Discussion for article #228019
I thought money was speech? Cocaine is just another mechanism to conduct a trade so it should be speech too.
I agree. And I think cocaine is probably less harmful to political discourse in the long run.
The school board there must have some awesome power and influence to warrant distributing bags of coke.
Today, we buy votes with cocaine. Back in the 1750s, it was booze:
"Swilling the Planters With Bumbo: How George Washington Won Votes Before Campaign Ads
In colonial times, it was considered ungentlemanly, corrupt, and downright sleazy to openly solicit votes through campaign speeches and advertisements. Instead, upstanding politicians engaged in an old and cherished tradition called “swilling the planters with bumbo” – otherwise known as “getting voters drunk on Election Day.” (Bumbo was a type of rum.)
In Washington’s day, elections were largely an excuse to party.
Voting presented a rare opportunity for people to gather from miles around, catch up with their neighbors, and imbibe liberally. Crafty politicians capitalized on the festive climate to rack up votes. In fact, it was difficult for anyone to win an election without wining and dining his constituents. Though it was technically illegal to explicitly purchase gifts for voters, it was perfectly appropriate for a politician to buy a round for two hundred of his closest friends on Election Day.

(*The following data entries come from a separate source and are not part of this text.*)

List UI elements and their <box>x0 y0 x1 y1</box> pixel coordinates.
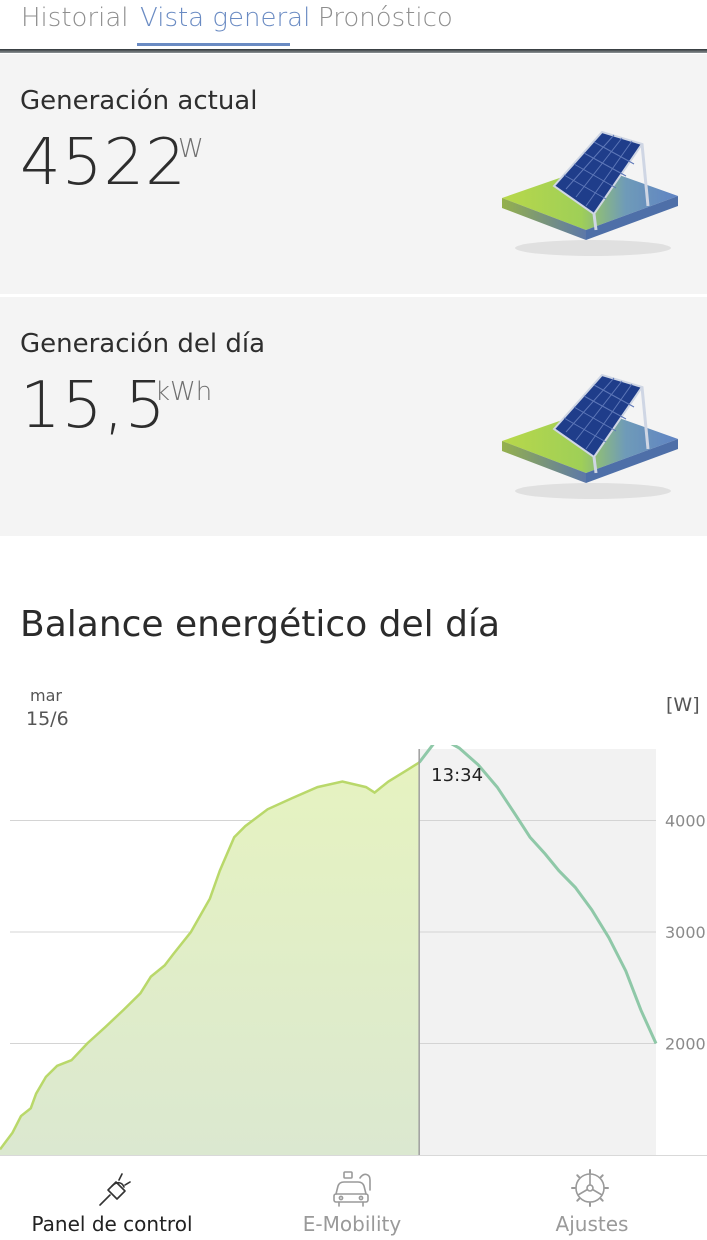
top-tabs: Historial Vista general Pronóstico <box>0 0 707 50</box>
tabs-divider <box>0 49 707 53</box>
current-time-label: 13:34 <box>431 765 483 786</box>
y-tick-label: 3000 <box>665 923 706 942</box>
tab-pronostico[interactable]: Pronóstico <box>318 3 453 33</box>
chart-weekday: mar <box>30 686 62 705</box>
daily-generation-card[interactable]: Generación del día 15,5 kWh <box>0 297 707 536</box>
energy-balance-chart[interactable]: 13:34 4000 3000 2000 <box>0 745 707 1155</box>
daily-generation-value: 15,5 <box>20 369 167 443</box>
chart-unit-label: [W] <box>666 694 700 716</box>
solar-panel-illustration <box>502 130 678 256</box>
production-area <box>0 762 420 1155</box>
plug-icon <box>99 1173 131 1206</box>
settings-wheel-icon <box>571 1169 609 1207</box>
nav-e-mobility[interactable]: E-Mobility <box>232 1156 472 1240</box>
current-generation-value: 4522 <box>20 126 187 200</box>
solar-panel-illustration <box>502 373 678 499</box>
nav-ajustes[interactable]: Ajustes <box>467 1156 707 1240</box>
bottom-navigation: Panel de control E-Mobility Ajustes <box>0 1155 707 1240</box>
daily-generation-unit: kWh <box>155 377 213 407</box>
y-tick-label: 2000 <box>665 1035 706 1054</box>
current-generation-card[interactable]: Generación actual 4522 W <box>0 54 707 294</box>
nav-panel-de-control-label: Panel de control <box>31 1212 193 1236</box>
tab-vista-general[interactable]: Vista general <box>140 3 310 33</box>
y-tick-label: 4000 <box>665 812 706 831</box>
tab-historial[interactable]: Historial <box>21 3 129 33</box>
daily-generation-title: Generación del día <box>20 329 266 359</box>
balance-title: Balance energético del día <box>20 604 501 645</box>
current-generation-title: Generación actual <box>20 86 258 116</box>
active-tab-indicator <box>137 43 290 46</box>
forecast-background <box>419 749 656 1155</box>
current-generation-unit: W <box>178 134 204 164</box>
nav-ajustes-label: Ajustes <box>555 1212 629 1236</box>
car-charging-icon <box>333 1171 371 1207</box>
nav-panel-de-control[interactable]: Panel de control <box>0 1156 240 1240</box>
nav-e-mobility-label: E-Mobility <box>302 1212 402 1236</box>
chart-date[interactable]: 15/6 <box>26 708 69 730</box>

But when 23-year-old George Washington made a bid for the Virginia House of Burgesses in 1755, he made little effort to court the drunk vote. In fact, he believed that there were too many taverns in town. Washington even wrote the governor a letter complaining that local bars were a “nuisance” to his soldiers because they were “incessantly drunk and unfit for service.”
Washington’s beef with saloons, combined with his refusal to treat his fellow townsmen on Election Day, angered a lot of voters. Washington lost in a landslide – winning only 40 votes to his opponent’s 271.
Drink Up
Washington learned his lesson. When he ran again in 1758, he rolled out the booze: 28 gallons of rum, 50 gallons of rum punch, 34 gallons of wine, 46 gallons of beer, and two gallons of cider royal — nearly enough for a half-gallon per voter.
But as Washington awaited the results of the election, he was plagued by guilt and anxiety. It wasn’t that he regretted openly bribing voters with liberal libations. To the contrary, he worried that people hadn’t gotten enough to drink. Washington feared that his campaign manager, James Wood, had “spent with too sparing a hand.” He also hoped that political opponents hadn’t felt left out, saying he hoped that “all were treated alike.”
But in the end, declaring independence from sobriety proved to be sufficient. Washington captured 331 votes, crushing his three rivals."
I don’t know. When I’m coked up, I get kind of speechless.
I’m sure tighter voter ID and reduced hours would fix this.
He should have bribed them with Pepsi
The right school board can make schools teach Jesus had a pet dinosaur just 4000 years after his dad intelligently designed the universe.
Drug cartels are people too, my friend…
How times have changed. Remember when oil was the coin of the realm down there? Doesn’t matter; where he’s going, the traditional currency is cigarettes.
As long as we’re riffing on the speech-equals-money comparison, here’s another way this case succinctly shows that it’s a formula for corruption. People buy individual votes in some Texas school board elections because turnout is poor and a few votes and swing some elections. School boards have far more money at their disposal than, say, the city council. So, once you buy your way onto the board, you get to award contracts to spend that money - and, in some instances, contractors buy your vote.
When the USSC made the formulation it did in Citizens United, it ensured that only those with vast resources could sway the numbers of votes needed to control what happens on national issues of interest to them. It’s the same cocaine, only by the tanker instead of the dime bag.